When to sand and fill vs. paint the hull

upnorthduck

New Member
I have a red bottom, yellow top 70's sunfish that I picked up on Craigslist (for a price too good to refuse). The bottom is very heavily oxidized, and has had some epoxy patches along the keel and in a few other spots. It looks like these were primarily to seal cracks or chips in the gelcoat; not structural. Part of the prior repairs need to be redone, there are also a few more chips that need to be filled, and some non-structural, but fairly widespread gelcoat cracking.

I am trying to decide a course of action. The hull is going to require some level of filling, sanding, buffing to get it presentable. I could go whole hog and fix every crack and chip I see either with West system epoxy and\or Petit EZFair, painstakingly sand and feather and then repaint. This would be ideal, but impact sailing this season. Or I could fix just the big issues and see how it wears for a year or two until I have more time, disregarding the appearance of the bottom.
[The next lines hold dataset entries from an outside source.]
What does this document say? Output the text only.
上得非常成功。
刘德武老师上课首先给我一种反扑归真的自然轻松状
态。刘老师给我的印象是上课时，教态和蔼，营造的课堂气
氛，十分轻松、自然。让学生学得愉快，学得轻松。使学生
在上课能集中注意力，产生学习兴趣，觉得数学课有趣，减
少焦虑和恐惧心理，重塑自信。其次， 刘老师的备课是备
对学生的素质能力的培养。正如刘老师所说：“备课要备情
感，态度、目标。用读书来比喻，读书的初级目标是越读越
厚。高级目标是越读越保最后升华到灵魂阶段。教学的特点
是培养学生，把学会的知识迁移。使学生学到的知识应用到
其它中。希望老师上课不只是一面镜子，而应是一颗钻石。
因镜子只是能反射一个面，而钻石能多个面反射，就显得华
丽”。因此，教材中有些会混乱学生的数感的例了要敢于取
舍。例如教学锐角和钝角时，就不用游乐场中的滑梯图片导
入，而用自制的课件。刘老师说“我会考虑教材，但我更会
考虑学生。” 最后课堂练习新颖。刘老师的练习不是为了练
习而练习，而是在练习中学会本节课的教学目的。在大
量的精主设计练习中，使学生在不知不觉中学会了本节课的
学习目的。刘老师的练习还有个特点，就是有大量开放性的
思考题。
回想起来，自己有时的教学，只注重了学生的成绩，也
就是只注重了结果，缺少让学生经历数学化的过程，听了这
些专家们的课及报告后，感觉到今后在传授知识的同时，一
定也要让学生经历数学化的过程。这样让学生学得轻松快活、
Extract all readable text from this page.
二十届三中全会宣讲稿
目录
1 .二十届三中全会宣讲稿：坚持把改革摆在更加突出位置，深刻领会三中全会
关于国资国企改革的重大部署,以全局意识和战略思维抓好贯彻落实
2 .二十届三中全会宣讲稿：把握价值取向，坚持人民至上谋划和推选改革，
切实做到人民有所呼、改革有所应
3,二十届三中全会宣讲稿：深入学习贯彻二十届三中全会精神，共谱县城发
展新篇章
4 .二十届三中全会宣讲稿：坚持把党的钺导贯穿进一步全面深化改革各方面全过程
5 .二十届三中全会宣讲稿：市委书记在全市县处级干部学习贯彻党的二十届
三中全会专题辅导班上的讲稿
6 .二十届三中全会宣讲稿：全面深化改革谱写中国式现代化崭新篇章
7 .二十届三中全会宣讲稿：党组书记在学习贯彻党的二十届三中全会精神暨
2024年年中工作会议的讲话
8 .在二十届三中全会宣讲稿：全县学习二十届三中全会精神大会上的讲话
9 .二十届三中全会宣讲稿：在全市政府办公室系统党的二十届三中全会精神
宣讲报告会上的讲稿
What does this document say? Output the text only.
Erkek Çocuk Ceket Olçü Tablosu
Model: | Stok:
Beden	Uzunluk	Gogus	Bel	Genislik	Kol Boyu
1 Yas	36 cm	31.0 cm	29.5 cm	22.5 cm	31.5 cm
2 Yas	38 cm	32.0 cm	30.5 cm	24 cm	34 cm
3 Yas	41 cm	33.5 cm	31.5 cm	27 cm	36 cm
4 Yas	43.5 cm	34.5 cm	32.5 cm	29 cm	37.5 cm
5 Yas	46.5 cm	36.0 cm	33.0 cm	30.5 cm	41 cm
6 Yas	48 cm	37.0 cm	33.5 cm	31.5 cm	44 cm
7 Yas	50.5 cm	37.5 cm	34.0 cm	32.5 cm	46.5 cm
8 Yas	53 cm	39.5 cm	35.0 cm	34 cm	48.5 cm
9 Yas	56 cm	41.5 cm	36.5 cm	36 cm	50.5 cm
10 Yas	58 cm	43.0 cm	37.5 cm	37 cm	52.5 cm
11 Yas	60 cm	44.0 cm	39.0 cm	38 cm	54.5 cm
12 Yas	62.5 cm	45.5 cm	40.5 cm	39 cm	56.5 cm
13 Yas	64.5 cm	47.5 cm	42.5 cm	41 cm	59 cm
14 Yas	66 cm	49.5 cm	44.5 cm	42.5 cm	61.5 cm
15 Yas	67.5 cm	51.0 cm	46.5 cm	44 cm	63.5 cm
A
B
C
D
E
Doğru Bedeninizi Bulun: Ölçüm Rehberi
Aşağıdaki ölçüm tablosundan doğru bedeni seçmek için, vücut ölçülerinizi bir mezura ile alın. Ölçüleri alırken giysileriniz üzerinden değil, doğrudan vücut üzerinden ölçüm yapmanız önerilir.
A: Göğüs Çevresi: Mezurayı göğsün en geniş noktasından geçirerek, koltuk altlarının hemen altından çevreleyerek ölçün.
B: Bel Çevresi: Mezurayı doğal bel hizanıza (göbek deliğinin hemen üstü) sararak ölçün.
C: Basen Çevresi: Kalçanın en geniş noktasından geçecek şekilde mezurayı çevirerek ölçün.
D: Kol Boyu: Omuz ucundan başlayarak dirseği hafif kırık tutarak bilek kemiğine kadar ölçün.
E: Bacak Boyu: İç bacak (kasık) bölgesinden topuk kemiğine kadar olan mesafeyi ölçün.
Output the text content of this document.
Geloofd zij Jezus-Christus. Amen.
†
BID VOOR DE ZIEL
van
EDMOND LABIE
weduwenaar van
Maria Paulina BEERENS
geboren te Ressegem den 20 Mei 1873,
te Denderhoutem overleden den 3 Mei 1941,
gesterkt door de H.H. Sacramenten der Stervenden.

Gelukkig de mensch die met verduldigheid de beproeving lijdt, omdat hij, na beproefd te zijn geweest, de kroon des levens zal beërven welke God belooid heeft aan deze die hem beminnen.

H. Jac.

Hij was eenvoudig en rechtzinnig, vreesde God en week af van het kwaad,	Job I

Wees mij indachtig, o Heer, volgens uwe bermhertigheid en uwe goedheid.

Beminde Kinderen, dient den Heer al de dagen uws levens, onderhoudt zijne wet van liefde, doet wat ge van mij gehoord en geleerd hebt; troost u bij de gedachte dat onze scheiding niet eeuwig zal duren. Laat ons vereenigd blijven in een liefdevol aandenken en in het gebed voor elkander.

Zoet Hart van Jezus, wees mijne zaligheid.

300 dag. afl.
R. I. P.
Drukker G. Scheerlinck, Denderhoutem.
Are there any rules of thumb as to when a bottom should be repainted vs. patched and sanded smooth (albeit not very attractive).

I'll post some photos later tonight.
 
Yes, the rule of thumb is:
"When it really bothers you and you can't sleep at night then go whole hog and repair the bottom, otherwise patch and go sailing"
 
The rule of thumb is how much do you want to do. You want the hull to be smooth, but keep in mind it will be drug on and off the beach. I patch when there are just 3-5 areas. When the gelcoat is so damaged or gone that 1/3 or more of the hull needs repair, I sand, fair, prime and paint.

Fix the big areas, go sailing, then reevaluate in the off season.